How many tools we lacked!
Good tools were "slick." "Look at that!" Dad would point to a guy using an appropriate tool, a tool we never had. "Slick!"
Over time, things changed.
Our familial development, as users of tools, resembles the progression of human history from Stone Age to information age: bashing things with blunt instruments until very recently.
From Paleolithic 1970s through the Neolithic 1980s we slowly progressed toward a fully contemporary familial toolkit.
In our Stone Age we had to do everything with about ten devices, all of which fit in a metal toolbox child could carry (and we did): a couple of screwdrivers, an old beer can, a ball peen hammer and channel locks. We had a wood maul whose handle usually held firm.
Gradually, enough Christmases passed where Dad was blessed with vise grips and screw guns and Dremels, where we built a wooden worktable with shelves, and we scored a large tool box--a plastic tray thing with room for old screws and finishing nails and rusty nubs of things.
The most glorious development was the peg board. Up went the 4' level, the hack saw, the miter saw, the drywall and mason's trowels, the claw hammer, the carpenter's square, the circular ratchety thing that gripped the oil filter, and a dowel for a blue roll of paper towels that was my dad's special "howyoulikemeknow!" to my mom, who resisted the appropriation for man-use her kitchen supply of paper towels like they were gold foil. I can still recall my dad's satisfaction mopping up some oil with his big blue towels. "Oh yeah. Go ahead. Unroll that blue. Good stuff, isn't it? Better than your mother's."
When it came to tools and our lack of them, the woman was always "your mother."
Historians point to the printing press as the sole inspiration for the Reformation, suggesting that, without it, Luther's radical ideas would not have been spread. But they forget a second element: increased literacy, allowing folks to read what Luther wrote.
A similar confluence, the creation of eBay and my father getting a new, higher paying job, led my father on his own Reformation. It was quite interesting. I'd come home from a semester and find huge floor to ceiling bins with sliding trays--each tray packed with perfectly aligned sockets in both metric and inches--and workbenches and another lawn tractor.

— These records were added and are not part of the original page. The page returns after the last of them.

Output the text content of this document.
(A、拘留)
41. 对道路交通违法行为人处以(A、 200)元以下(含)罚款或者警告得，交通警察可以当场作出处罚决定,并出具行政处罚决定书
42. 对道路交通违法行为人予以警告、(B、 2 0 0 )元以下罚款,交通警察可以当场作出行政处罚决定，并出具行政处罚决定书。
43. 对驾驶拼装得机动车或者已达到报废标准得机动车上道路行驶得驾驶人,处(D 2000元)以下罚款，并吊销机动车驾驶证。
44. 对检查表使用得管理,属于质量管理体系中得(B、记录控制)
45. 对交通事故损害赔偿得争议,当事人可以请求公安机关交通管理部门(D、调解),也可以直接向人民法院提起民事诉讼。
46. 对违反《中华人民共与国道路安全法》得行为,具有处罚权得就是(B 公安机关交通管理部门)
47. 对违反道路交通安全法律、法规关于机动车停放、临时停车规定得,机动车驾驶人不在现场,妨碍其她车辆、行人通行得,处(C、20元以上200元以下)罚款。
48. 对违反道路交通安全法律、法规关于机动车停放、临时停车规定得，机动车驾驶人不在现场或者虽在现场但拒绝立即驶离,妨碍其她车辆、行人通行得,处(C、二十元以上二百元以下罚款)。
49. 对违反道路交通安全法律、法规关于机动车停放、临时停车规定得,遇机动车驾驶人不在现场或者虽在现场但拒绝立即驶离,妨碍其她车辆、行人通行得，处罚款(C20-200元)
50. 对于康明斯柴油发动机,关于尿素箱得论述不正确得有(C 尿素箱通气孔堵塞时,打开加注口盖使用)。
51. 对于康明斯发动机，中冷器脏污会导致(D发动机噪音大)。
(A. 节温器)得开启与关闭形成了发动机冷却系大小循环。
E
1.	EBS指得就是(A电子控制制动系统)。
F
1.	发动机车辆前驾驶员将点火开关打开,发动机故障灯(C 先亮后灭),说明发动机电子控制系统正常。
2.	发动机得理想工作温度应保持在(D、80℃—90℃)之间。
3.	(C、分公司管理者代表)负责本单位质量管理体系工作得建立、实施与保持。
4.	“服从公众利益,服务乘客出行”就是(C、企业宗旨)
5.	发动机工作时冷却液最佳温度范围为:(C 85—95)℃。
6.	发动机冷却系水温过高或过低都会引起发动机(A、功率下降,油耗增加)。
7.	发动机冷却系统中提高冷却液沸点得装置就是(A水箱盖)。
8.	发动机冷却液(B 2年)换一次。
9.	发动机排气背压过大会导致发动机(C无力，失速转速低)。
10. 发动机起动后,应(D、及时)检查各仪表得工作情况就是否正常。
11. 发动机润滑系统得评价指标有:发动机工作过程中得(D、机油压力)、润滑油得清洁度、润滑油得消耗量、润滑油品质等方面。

"Picked up the whole cabinet for nothing, tools included. Had to drive down to Ohio to get it [he was living in upstate New York at the time.] These old guys die off and their kids put their stuff up on eBay."
Dad now has a triple-wide garage and three floor-to-ceiling tool cabinets. He has an air compressor with dozens of attachments, including a paint gun, with which he has stripped and re-painted two lawn tractors, slathering more coats than the space shuttle received to insure safe re-orbit.
The lawn tractors themselves are tool planets around which smaller tools orbit: tillers, mowers, lifts, and other attachments, including a wagon he built with his welder.
Yes, he has a welder and a torch. One Christmas he practically forced me into fusing two metal plates together.
Last year we bought him a bike, and he soon acquired a Sheldon Brown-esque bike tool kit. Working on bikes in Dad's garage is fantastic. That bottom bracket tool, that's slick.
The one tool that remains, the one he's saving for retirement, is a Bobcat.
A Bobcat will complete his tool collection; it will mean very few jobs on earth remain, for which he is not equipped, tool-wise.
Me, I'm still in the Stone Age. So many tools to hanker over. So many butter knives to steal. Or I can just hope Dad moves nearby and we can rip through the neighbor's landscaping on the Bobcat job, lickety split, with those front and rear attachments.
You've never seen anything so slick.